Normally, I wouldn’t be at a conference like this. It’s not aimed at me. I think I am the only academic dean in attendance. Everyone else is working in marketing and/or communications and based in a US institution, small and large. Harvard is here, and so are some colleges I’ve never heard of. Of course, that’s what they say about Memorial—until now, that is. My colleague, the associate director in our own marketing and communications division, Michael Pickard, and I were invited to present our own marketing success story, more or less a case history of what to do with limited resources. We are a bit like aliens here in this sea of US managers and directors, and their examples always assume an exclusively American audience. It’s an odd feeling, but we can bear it for a few instructive days in this splendid city and in this marvelous hotel. It’s not so bad being exotic in Boston.

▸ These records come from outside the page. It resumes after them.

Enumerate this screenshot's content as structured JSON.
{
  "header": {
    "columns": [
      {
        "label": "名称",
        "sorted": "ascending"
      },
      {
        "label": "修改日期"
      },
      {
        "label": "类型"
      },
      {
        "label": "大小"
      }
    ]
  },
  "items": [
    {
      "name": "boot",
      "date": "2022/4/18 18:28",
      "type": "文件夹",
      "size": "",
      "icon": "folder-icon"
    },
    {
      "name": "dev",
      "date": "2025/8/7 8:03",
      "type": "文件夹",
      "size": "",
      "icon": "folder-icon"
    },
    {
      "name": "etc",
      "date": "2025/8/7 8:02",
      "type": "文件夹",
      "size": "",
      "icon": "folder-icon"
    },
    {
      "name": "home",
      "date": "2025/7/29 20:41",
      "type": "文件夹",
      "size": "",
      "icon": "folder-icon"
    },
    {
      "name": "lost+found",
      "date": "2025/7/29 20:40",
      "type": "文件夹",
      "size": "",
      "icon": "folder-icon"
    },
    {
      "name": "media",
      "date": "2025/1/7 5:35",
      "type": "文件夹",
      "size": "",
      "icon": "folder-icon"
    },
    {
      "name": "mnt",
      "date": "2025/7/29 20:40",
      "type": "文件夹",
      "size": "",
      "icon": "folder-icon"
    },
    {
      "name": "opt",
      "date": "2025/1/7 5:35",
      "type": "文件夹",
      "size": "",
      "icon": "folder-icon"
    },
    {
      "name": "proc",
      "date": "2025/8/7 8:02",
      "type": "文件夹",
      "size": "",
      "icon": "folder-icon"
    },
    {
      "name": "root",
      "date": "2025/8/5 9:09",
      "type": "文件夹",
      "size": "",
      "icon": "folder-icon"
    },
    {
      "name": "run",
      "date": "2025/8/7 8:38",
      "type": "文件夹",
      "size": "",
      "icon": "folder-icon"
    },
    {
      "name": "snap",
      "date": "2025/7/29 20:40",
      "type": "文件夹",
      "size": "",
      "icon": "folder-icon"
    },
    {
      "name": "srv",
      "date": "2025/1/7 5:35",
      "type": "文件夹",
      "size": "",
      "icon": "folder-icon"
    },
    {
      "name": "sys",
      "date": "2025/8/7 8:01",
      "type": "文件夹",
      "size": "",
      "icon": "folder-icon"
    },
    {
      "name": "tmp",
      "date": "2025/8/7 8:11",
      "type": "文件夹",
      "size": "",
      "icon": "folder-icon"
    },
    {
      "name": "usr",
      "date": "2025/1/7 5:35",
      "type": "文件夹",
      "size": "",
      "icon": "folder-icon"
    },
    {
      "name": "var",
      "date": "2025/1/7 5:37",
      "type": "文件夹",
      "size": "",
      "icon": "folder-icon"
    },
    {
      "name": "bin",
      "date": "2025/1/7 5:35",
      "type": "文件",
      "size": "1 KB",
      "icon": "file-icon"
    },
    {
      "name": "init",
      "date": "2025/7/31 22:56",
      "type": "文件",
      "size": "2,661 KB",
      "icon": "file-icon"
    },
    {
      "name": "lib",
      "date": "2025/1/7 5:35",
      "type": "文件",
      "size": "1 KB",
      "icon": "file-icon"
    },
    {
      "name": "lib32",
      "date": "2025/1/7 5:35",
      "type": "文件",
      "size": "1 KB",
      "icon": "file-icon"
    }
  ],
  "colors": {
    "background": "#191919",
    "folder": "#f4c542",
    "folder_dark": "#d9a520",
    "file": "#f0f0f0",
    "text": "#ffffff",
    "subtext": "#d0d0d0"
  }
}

Indeed, I think our own Canadian/provincial story went over well. We were peppered with good questions and the vibe in the room was really upbeat. We told—and showed–the before and after story at Memorial: how we changed our web site in Graduate Studies, built a microsite, went live with chats, collaborated with several different units in the university, streamlined our online application functions, and did all that with sophisticated text and stunning photography. The result was a hi-concept design, appealing to the intelligence of the potential candidate. The measure of our success is evident in the astonishing rise in traffic to our site. Such attention has led, in turn, to a surge in the number of applications, and ultimately to a dramatic increase in the number of registered students. We are, as we boasted this afternoon, the most interesting university they’ve never heard of.
Well, as I said, they do now. Much of the talk here has been focused on analysis of how you go about branding, identifying your core competencies, getting people to be interested in your cause, aligning your strategies, building a better web site, and so on—all that marketing shop talk. But we haven’t really heard that much about the creative juice you need to take your mission to the next level—to distinguish your brand from everyone else’s. We all agree on what it takes. Getting there takes a keen awareness of aesthetics and a willingness to be bold with your ideas. Easier said than done, of course. This morning we heard from a very compelling plenary speaker based at Michigan who used the example of the Apple brand to illustrate an extreme marketing success story. There’s no denying the effect of the Apple ad campaigns but, as she pointed out, Apple actually has the product we all want to covet. The company has built what is now commonly called “machine love,” an attachment to a product you want to touch, play with, get lost in. Who says that about their PC? By analogy, everyone is claiming their graduate programs are the “best,” but what does that mean in such a saturated field? If the graduate experience doesn’t live up to those boasts then you’d better be prepared for the backlash. The point is to brand—be faithful to—what you are, what makes you different, appealing, and distinguishable from the Higher Ed institution down the street. Be the Apple of everyone’s eye.